The void created by Western donors’ abandonment of Africa is being filled by a newly invigorated humanitarian bloc: the Muslim world. The Organisation of Islamic Cooperation — the “Muslim UN” with 57 member states — is working to fill funding gaps and save African lives.
Cervix and breast cancer are the most common cancers in Sub-Saharan Africa, meaning that the disease is a silent epidemic that disproportionately kills women. And the fight back is being led by women — first ladies from OIC African Member States met in Burkina Faso last week, as part of an effort to increase Muslim-world awareness and funding of Africa’s cancer problem.
The women and their colleagues from across the Islamic world worked to shed light on cancer, which has never been at the forefront of previous aid efforts in Africa. This unconscious bias in the industry is almost an accident of history: the current generation of aid and development leaders came of age during Live Aid in 1985. The event — and subsequent campaign — focused on the acute danger of the Ethiopian famine.
It set the tone for African aid and fundraising efforts for a generation, “people are starving now, they must be helped now.” A starving child (perhaps with a swollen belly due to tragic Kwashiorkor) will perhaps move a western audience more than an African woman quietly dying of a preventable cervical cancer.
This shock factor has continued through to recent months and years: the West African Ebola epidemic received much more media and political attention than any non-communicable disease ever could.
But a death is a death. African lives must always matter, whether they are lost to something dramatic or mundane.
In this context, it is perhaps unsurprising that since its founding in 1961, only a minority of USAID’s budget (currently $22.7 billion) has been spent on health care. And only a part of that has gone on non-communicable diseases like cancer.
It is understandable that Americans, like all citizens, want a justification for where their aid money goes.
For a smart aid strategy, all nations — including America — must consider the prevention of diseases like cancer in the developing world, including Africa.
This is in America — and other Western nations’ — best interest.
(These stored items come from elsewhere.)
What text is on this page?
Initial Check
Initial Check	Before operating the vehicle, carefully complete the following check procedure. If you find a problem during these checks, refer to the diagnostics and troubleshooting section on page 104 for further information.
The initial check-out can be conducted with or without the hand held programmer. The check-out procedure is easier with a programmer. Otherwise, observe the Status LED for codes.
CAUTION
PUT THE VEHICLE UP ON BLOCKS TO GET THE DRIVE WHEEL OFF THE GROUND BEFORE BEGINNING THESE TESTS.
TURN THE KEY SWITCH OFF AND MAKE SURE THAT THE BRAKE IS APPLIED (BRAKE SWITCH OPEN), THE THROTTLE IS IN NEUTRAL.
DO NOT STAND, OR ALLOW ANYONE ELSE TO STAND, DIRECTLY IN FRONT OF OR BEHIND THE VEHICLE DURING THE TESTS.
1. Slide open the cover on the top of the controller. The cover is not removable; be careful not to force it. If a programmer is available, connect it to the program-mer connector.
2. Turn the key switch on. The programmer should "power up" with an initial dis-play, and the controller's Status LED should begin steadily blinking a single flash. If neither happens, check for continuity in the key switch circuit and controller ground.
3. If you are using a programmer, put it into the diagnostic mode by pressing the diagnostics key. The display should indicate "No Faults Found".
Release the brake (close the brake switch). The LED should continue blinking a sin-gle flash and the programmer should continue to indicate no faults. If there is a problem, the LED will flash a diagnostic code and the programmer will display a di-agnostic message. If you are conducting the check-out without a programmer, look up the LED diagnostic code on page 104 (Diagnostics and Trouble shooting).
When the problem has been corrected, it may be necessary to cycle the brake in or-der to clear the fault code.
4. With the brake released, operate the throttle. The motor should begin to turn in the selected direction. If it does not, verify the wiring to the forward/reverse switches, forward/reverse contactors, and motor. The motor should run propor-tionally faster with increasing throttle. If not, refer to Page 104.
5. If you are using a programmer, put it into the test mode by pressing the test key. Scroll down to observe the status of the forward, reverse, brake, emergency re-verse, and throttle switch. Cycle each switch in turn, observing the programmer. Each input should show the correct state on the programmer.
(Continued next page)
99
Better conditions in the developing world reduce the immigration burden on developed countries. And improved health care and life expectancy increases the “opportunity cost” of engaging in civil unrest or war – the kinds of situations that often require longer, riskier and more expensive (in dollars and sometimes in lives) interventions.
Another path for America’s aid operations, particularly in the face of potentially smaller budgets, is to work with new partners to deliver precision healthcare aid — a few researchers or a small specialized clinic, rather than the more sprawling, expensive aid projects of the past.
These partners could include new humanitarian aid blocs, including pan-Islamic humanitarianism. Significant aid by individual Muslim-majority states is not a new occurrence: the UAE, Saudi Arabia and Turkey are some of the highest foreign aid donors in terms of percentage of gross national income.
What is novel is many of these countries acting in a coordinated way to target otherwise neglected issues, under the leadership of an umbrella organisation like the OIC.
In humanitarian terms, the OIC is sometimes called “the Muslim UN”. As the UN’s role shifts, perhaps they can be a new key partner on the ground for many Western donor countries, including the United States.
Ambassador Naeem Khan is assistant secretary general of the Organisation of Islamic Cooperation (OIC) the second-largest intergovernmental body in the world, after the UN. Previously he was the Pakistani ambassador to Saudi Arabia.